Le cœur stylistique de Genroku Shintō réside dans l'« apogée de la décoration du hamon ». Keichō Shintō avait établi une beauté brillante et éclatante comme esthétique fondamentale dans le jihada et le hamon. Kanbun Shintō développa ceci en élégance composée—le chu-kissaki bien proportionné et le hamon équilibré avec une structure claire. Genroku Shintō poussa cette trajectoire plus loin, poursuivant une variation du hamon plus audacieuse et les effets décoratifs complexes de sunagashi (motifs de grains de sable), kinsuji (lignes dorées) et les interactions nioi complexes dans la zone de trempe. L'« activité intérieure du hamon »—les caractéristiques ornementales telles que sunagashi et kinsuji apparaissant dans le hamon—devint le point fort technique le plus significatif de Genroku Shintō, particulièrement tel que maîtrisé par les forgerons principaux d'Osaka.
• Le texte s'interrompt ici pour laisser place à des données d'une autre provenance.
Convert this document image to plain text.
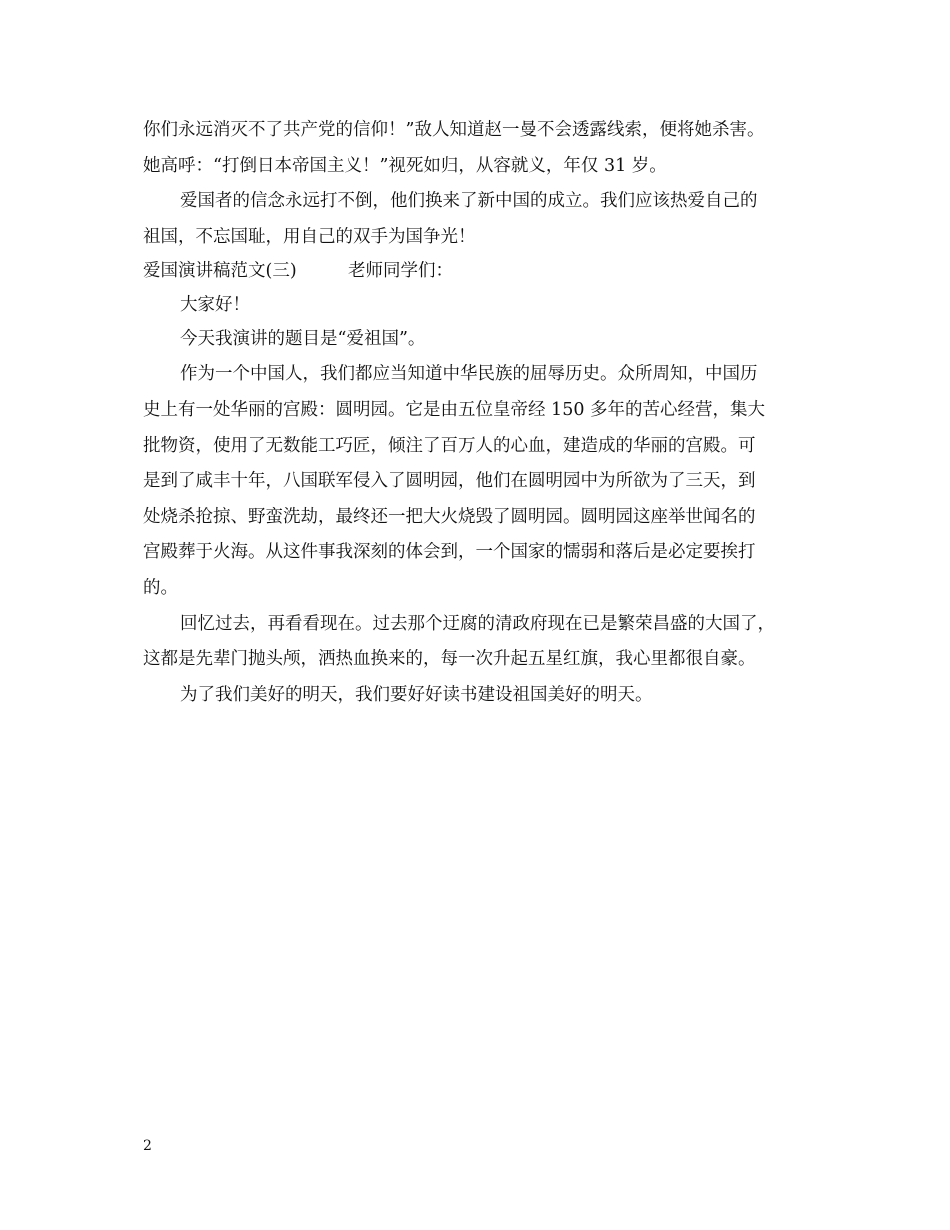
你们永远消灭不了共产党的信仰！”敌人知道赵一曼不会透露线索，便将她杀害。
她高呼：“打倒日本帝国主义！”视死如归，从容就义，年仅 31 岁。
爱国者的信念永远打不倒，他们换来了新中国的成立。我们应该热爱自己的
祖国，不忘国耻，用自己的双手为国争光！
爱国演讲稿范文(三)	老师同学们：
大家好！
今天我演讲的题目是“爱祖国”。
作为一个中国人，我们都应当知道中华民族的屈辱历史。众所周知，中国历
史上有一处华丽的宫殿：圆明园。它是由五位皇帝经 150 多年的苦心经营，集大
批物资，使用了无数能工巧匠，倾注了百万人的心血，建造成的华丽的宫殿。可
是到了咸丰十年，八国联军侵入了圆明园，他们在圆明园中为所欲为了三天，到
处烧杀抢掠、野蛮洗劫，最终还一把大火烧毁了圆明园。圆明园这座举世闻名的
宫殿葬于火海。从这件事我深刻的体会到，一个国家的懦弱和落后是必定要挨打
的。
回忆过去，再看看现在。过去那个迂腐的清政府现在已是繁荣昌盛的大国了，
这都是先辈门抛头颅，洒热血换来的，每一次升起五星红旗，我心里都很自豪。
为了我们美好的明天，我们要好好读书建设祖国美好的明天。
2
Le tōranba—un hamon présentant de grandes ondulations ondulantes—initié par Tsuda Echizen-no-kami Sukehiro (1637–1682, avec son activité de pointe dans les ères Kanbun–Enpo) était l'innovation esthétique la plus importante impulsant Genroku Shintō. Le tōranba affiche de grandes ondulations ondulantes avec une amplitude dramatique ; les crêtes sont remplies de combinaisons complexes de nioi et de nie. Ce hamon possédait l'effet visuellement le plus dramatique, exerçant une forte influence sur les forgerons d'Osaka et d'Edo à partir de l'ère Genroku. Les lames de Sukehiro commandaient les prix de marché les plus élevés pendant la période Genroku, établissant la « brillance au sein du hamon » comme l'un des critères d'évaluation les plus importants dans l'appréciation ultérieure des épées.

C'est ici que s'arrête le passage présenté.